I have intentionally stayed away from the gratuitous relationship ranting, because, well… because I’m about 90% sure you don’t give a flying flip and don’t want to hear it anyway. Not that you want to hear any of my other tripe, but, well, we won’t go there.
In short, however, this is my blog, and I want to write about it. If you don’t like it, I’m not forcing you to be here.
Why do I even harp on this? Why should this even be something I focus so much of my time, energy, money, and emotional resources on?
When it comes to my forays into the realms of online dating, I’m doing nothing but coasting, not expecting any results. And to be honest, the answer to the question I constantly pose, “Do I think I’m better off alone?”, is no longer being answered with the resounding “NO!” that it used to be. Simply put, it’s becoming far too much trouble and disappointment. The disparate and poorly maintained online dating services, the rampant non-responders, the dancing around the truth, and the drama, oh, the bittersweet drama.
Truth be told, and I’ve touched on this in the past, but not in any great depth… I want to fall in love again. Now that I know a thing or two, now that I know a bit more about myself, and my emotionalism, and how to control it, now that I think I might actually be able to handle it and not totally fuck it up and have at least some hope of not hurting anyone… I want to try a relationship again.
Because it’s been so long, and because it’s never been truly right, I’m not even sure if I have the capacity to love anymore. But there’s something there, at the very least, whatever it may be. I get the tiniest inklings of inclinations when I watch a sappy romantic anime, or peruse the occassional romantic blog, or read poetry. And the music, God, the music. Sometimes, it’s just too much to listen to the feverish, trance-inducing flow of the ambient, waterfall of sound that I’ve come to regard as my favorite style of feverish aural escape.

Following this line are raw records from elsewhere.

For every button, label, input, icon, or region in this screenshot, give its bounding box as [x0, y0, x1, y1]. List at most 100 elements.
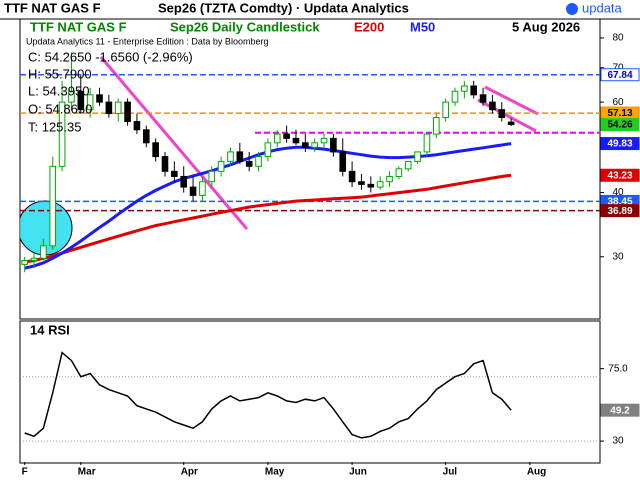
candle-body — [86, 94, 94, 111]
candle-body — [320, 137, 328, 144]
trend-line — [99, 56, 249, 230]
candle-body — [49, 165, 57, 247]
price-marker — [600, 68, 640, 82]
candle-body — [283, 133, 290, 139]
legend-subtitle: Sep26 Daily Candlestick — [170, 19, 320, 34]
price-marker-label: 49.2 — [610, 405, 630, 416]
price-marker-label: 57.13 — [607, 108, 632, 119]
price-marker-label: 36.89 — [607, 206, 632, 217]
candle-body — [124, 101, 131, 123]
price-marker-label: 67.84 — [607, 70, 632, 81]
x-tick-label: Jun — [349, 467, 367, 478]
y-tick-label: 30 — [612, 436, 624, 447]
candle-body — [498, 109, 506, 119]
rsi-title: 14 RSI — [30, 322, 70, 337]
x-tick-label: May — [265, 467, 285, 478]
trend-line — [477, 98, 537, 133]
moving-average — [24, 173, 512, 264]
rsi-panel — [19, 320, 601, 464]
trend-line — [484, 85, 539, 116]
price-marker — [600, 403, 640, 417]
candle-body — [236, 151, 244, 162]
y-tick-label: 75.0 — [608, 363, 628, 374]
window-subtitle: Sep26 (TZTA Comdty) · Updata Analytics — [158, 0, 409, 15]
price-marker — [600, 118, 640, 132]
y-tick-label: 60 — [612, 97, 624, 108]
main-plot — [20, 52, 600, 273]
candle-body — [423, 133, 431, 153]
candle-body — [367, 183, 375, 188]
price-marker — [600, 137, 640, 151]
candle-body — [40, 245, 47, 259]
candle-body — [68, 90, 75, 103]
price-marker-label: 38.45 — [607, 197, 632, 208]
candle-body — [348, 170, 356, 183]
y-tick-label: 70 — [612, 62, 624, 73]
candle-body — [77, 90, 85, 111]
legend-title: TTF NAT GAS F — [30, 19, 127, 34]
candle-body — [470, 85, 478, 96]
candle-body — [161, 156, 169, 172]
price-marker-label: 43.23 — [607, 170, 632, 181]
candle-body — [339, 151, 347, 172]
candle-body — [292, 137, 300, 144]
x-tick-label: Aug — [527, 467, 546, 478]
candle-body — [489, 101, 496, 111]
info-close: C: 54.2650 -1.6560 (-2.96%) — [28, 49, 193, 64]
candle-body — [58, 101, 66, 167]
x-tick-label: Apr — [181, 467, 198, 478]
candle-body — [461, 85, 468, 92]
price-marker — [600, 204, 640, 218]
candle-body — [479, 94, 487, 103]
x-tick-label: F — [22, 467, 28, 478]
candle-body — [189, 186, 197, 196]
y-tick-label: 40 — [612, 187, 624, 198]
candle-body — [264, 142, 272, 158]
info-open: O: 54.8650 — [28, 101, 92, 116]
candle-body — [273, 133, 281, 144]
price-marker-label: 54.26 — [607, 120, 632, 131]
y-tick-label: 30 — [612, 251, 624, 262]
data-source: Updata Analytics 11 - Enterprise Edition… — [26, 36, 268, 46]
candle-body — [376, 181, 384, 188]
candle-body — [395, 168, 403, 177]
price-marker — [600, 168, 640, 182]
y-tick-label: 80 — [612, 33, 624, 44]
logo: updata — [582, 0, 623, 15]
candle-body — [208, 170, 216, 183]
candle-body — [302, 142, 309, 148]
candle-body — [133, 121, 141, 131]
candle-body — [105, 101, 113, 115]
chart-date: 5 Aug 2026 — [512, 19, 580, 34]
candle-body — [414, 151, 421, 162]
logo-icon — [566, 3, 578, 15]
candle-body — [358, 181, 365, 185]
candle-body — [451, 90, 459, 103]
candle-body — [227, 151, 234, 162]
candle-body — [217, 160, 225, 172]
candle-body — [199, 181, 206, 196]
candle-body — [114, 101, 122, 115]
rsi-plot — [20, 351, 600, 442]
candle-body — [311, 142, 318, 148]
legend-e200: E200 — [354, 19, 384, 34]
info-high: H: 55.7900 — [28, 66, 92, 81]
candle-body — [152, 142, 159, 158]
candle-body — [96, 94, 103, 103]
legend-m50: M50 — [410, 19, 435, 34]
candle-body — [330, 137, 337, 153]
candle-body — [507, 121, 515, 126]
candle-body — [142, 129, 150, 144]
candle-body — [30, 257, 38, 262]
candle-body — [442, 101, 449, 119]
price-marker-label: 49.83 — [607, 139, 632, 150]
candle-body — [171, 170, 178, 177]
candle-body — [404, 160, 412, 170]
candle-body — [432, 117, 440, 135]
candle-body — [180, 175, 188, 188]
info-low: L: 54.3950 — [28, 83, 89, 98]
rsi-line — [24, 351, 512, 439]
candle-body — [245, 160, 253, 167]
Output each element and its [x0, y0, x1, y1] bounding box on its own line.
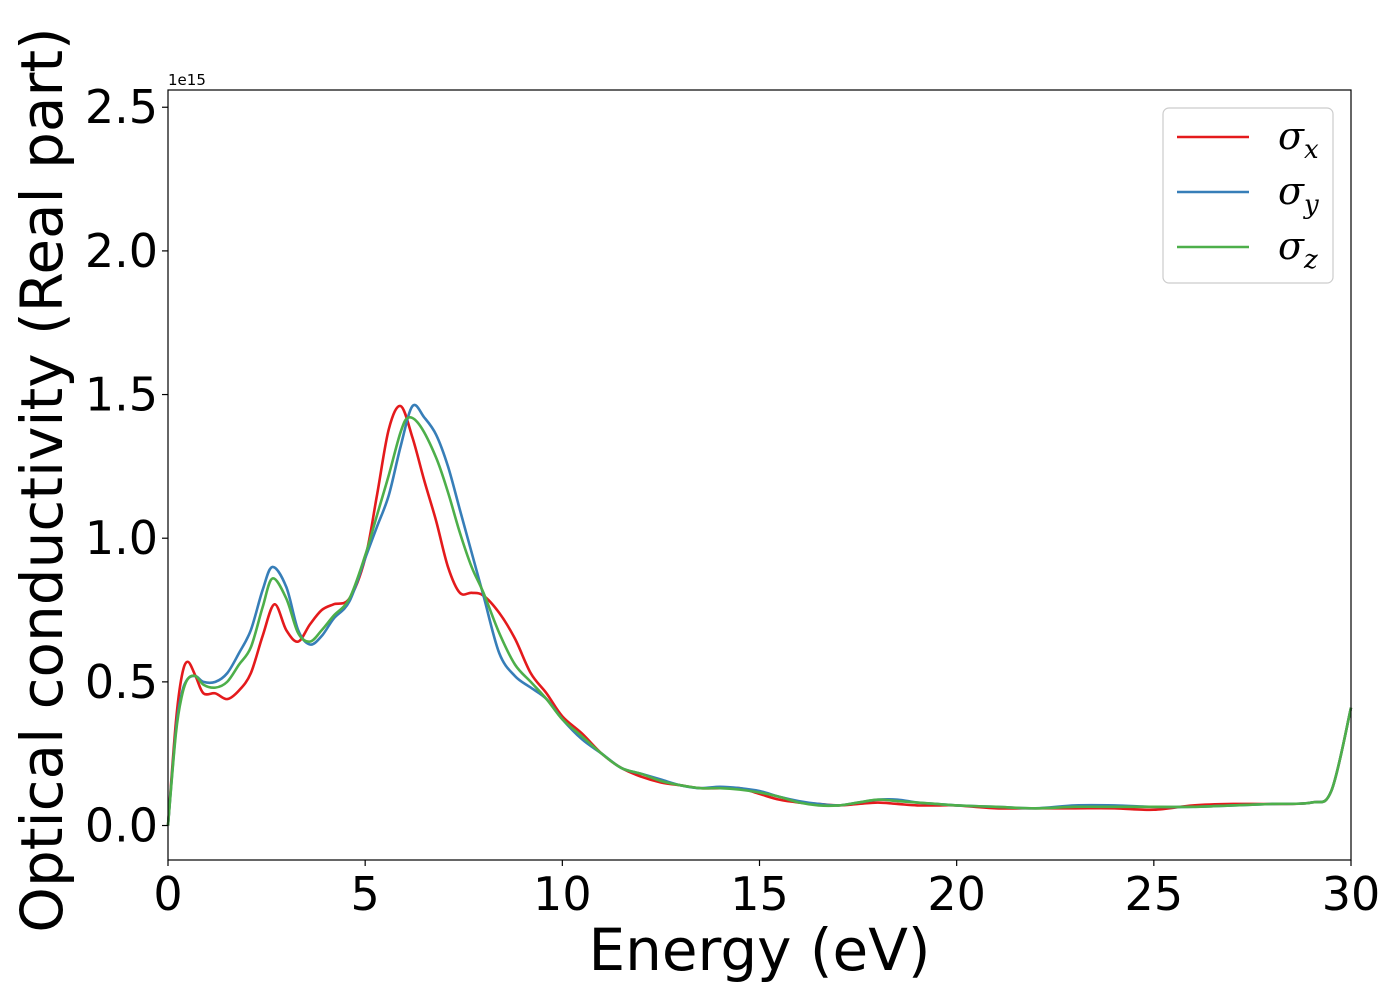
legend-symbol: σ: [1278, 114, 1305, 158]
y-tick-label: 1.5: [85, 368, 158, 422]
x-tick-label: 0: [153, 867, 182, 921]
y-axis-title: Optical conductivity (Real part): [8, 27, 76, 932]
legend-label-x: σx: [1278, 114, 1319, 165]
y-tick-label: 2.5: [85, 80, 158, 134]
legend-symbol: σ: [1278, 169, 1305, 213]
y-tick-label: 2.0: [85, 224, 158, 278]
legend-label-z: σz: [1278, 224, 1318, 275]
legend-subscript: x: [1304, 135, 1319, 165]
legend-box: [1162, 107, 1334, 284]
y-tick-label: 0.5: [85, 655, 158, 709]
y-offset-label: 1e15: [168, 71, 206, 89]
y-tick-label: 0.0: [85, 799, 158, 853]
legend-subscript: y: [1303, 190, 1319, 220]
legend-subscript: z: [1303, 245, 1318, 275]
series-layer: [166, 403, 1353, 826]
legend-symbol: σ: [1278, 224, 1305, 268]
series-line-x: [166, 404, 1353, 826]
x-tick-label: 20: [927, 867, 986, 921]
series-line-z: [166, 416, 1353, 826]
x-tick-label: 25: [1125, 867, 1184, 921]
legend-label-y: σy: [1278, 169, 1319, 220]
y-axis: 0.0 0.5 1.0 1.5 2.0 2.5: [85, 80, 168, 853]
x-tick-label: 10: [533, 867, 592, 921]
x-tick-label: 30: [1322, 867, 1381, 921]
x-axis-title: Energy (eV): [588, 916, 930, 984]
x-axis: 0 5 10 15 20 25 30: [153, 860, 1380, 921]
x-tick-label: 15: [730, 867, 789, 921]
series-line-y: [166, 403, 1353, 826]
x-tick-label: 5: [351, 867, 380, 921]
y-tick-label: 1.0: [85, 511, 158, 565]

But the absolute worst, the thing that simply rips at my feelings of longing the most, is seeing all of my friends, currently romantically encumbured who perform subtle dramas in front of me.
And I watch as a friend of mine vent about an argument he and his wife had, and I know that he’s angry, but from my vantage point of outside observer, I can see that in the long run, it will have no effect other than to continue to temper the relationship, that even when they’re fighting, they’re still so damn adorable.
And I listen as they relate little you-had-to-be-there anecdotes about this or that, which they laugh at together while exchanging a grinning, knowing glance.
And I hear about the subtle nuances of their relationship that has helped them pass through the fire to arrive at a point where things just simply… work, and work as well as needs be.
And I offer my advice and my shoulder and my words and my wisdom when they come crying screaming arguing hurting.
And I stand by and watch as they dance the endless relationship waltz… the three beats of burning conflict, cautious return, and swelling love, and listen as the lilting tune plays until death do them part.
And… I am jealous, to admit my fallacy, and to apologize for my secret, wanting care.
I know, I want the impossible. I want my complement, my angel, my muse, my oneand I’m almost completely convinced that she’s simply a figment of my deranged and lonely imagination, but I think I finally know what it is I’m looking for. At least, I have a glimmer of an inkling of a shadow of a notion.
I want someone who understands me, from my darkest, drowning sorrow, when tragedy strikes and no one other than my own downward spiral is there to greet me; to my greatest swelling of hope and power when I feel as though I can conquer the world with a soulful glance in the tiniest of instants.
I want someone who will guide me, from focusing my boiling emotive power when all of existence feels in sync with the core of my being, to someone who will redirect my dull acceptance of this tyrranical existence when another plodding, droning day draws to an end.
Someone who knows at least a little about what it’s like, cooped up inside this soul that at times, feels far too large to contain the miniscule me, and at others too constricting and strangling to contain the explosion of person I believe that I can become.
And someone who will allow me, of all people, to offer the same to her, however foolish and blatantly fallible I will be.
So, I continue my search, like some jaded town crier, flinging messages, invites, and “Interest Notifications” across the digital ether to whomever will take heed and dance this waltz with me. For those that I envy, the tune plays on, and I will continue to watch from the sidelines, dreaming, hoping, supporting, learning… waiting.
And I continue to wait on the sidelines, for the waltz that I only hear in my distant, far away dreams to come into crashing clarity with the one who will finally take my outstretched hand and, in a flourish, walk with me to the dance floor to begin our own clumsy, ugly, beautiful… perfect endless waltz.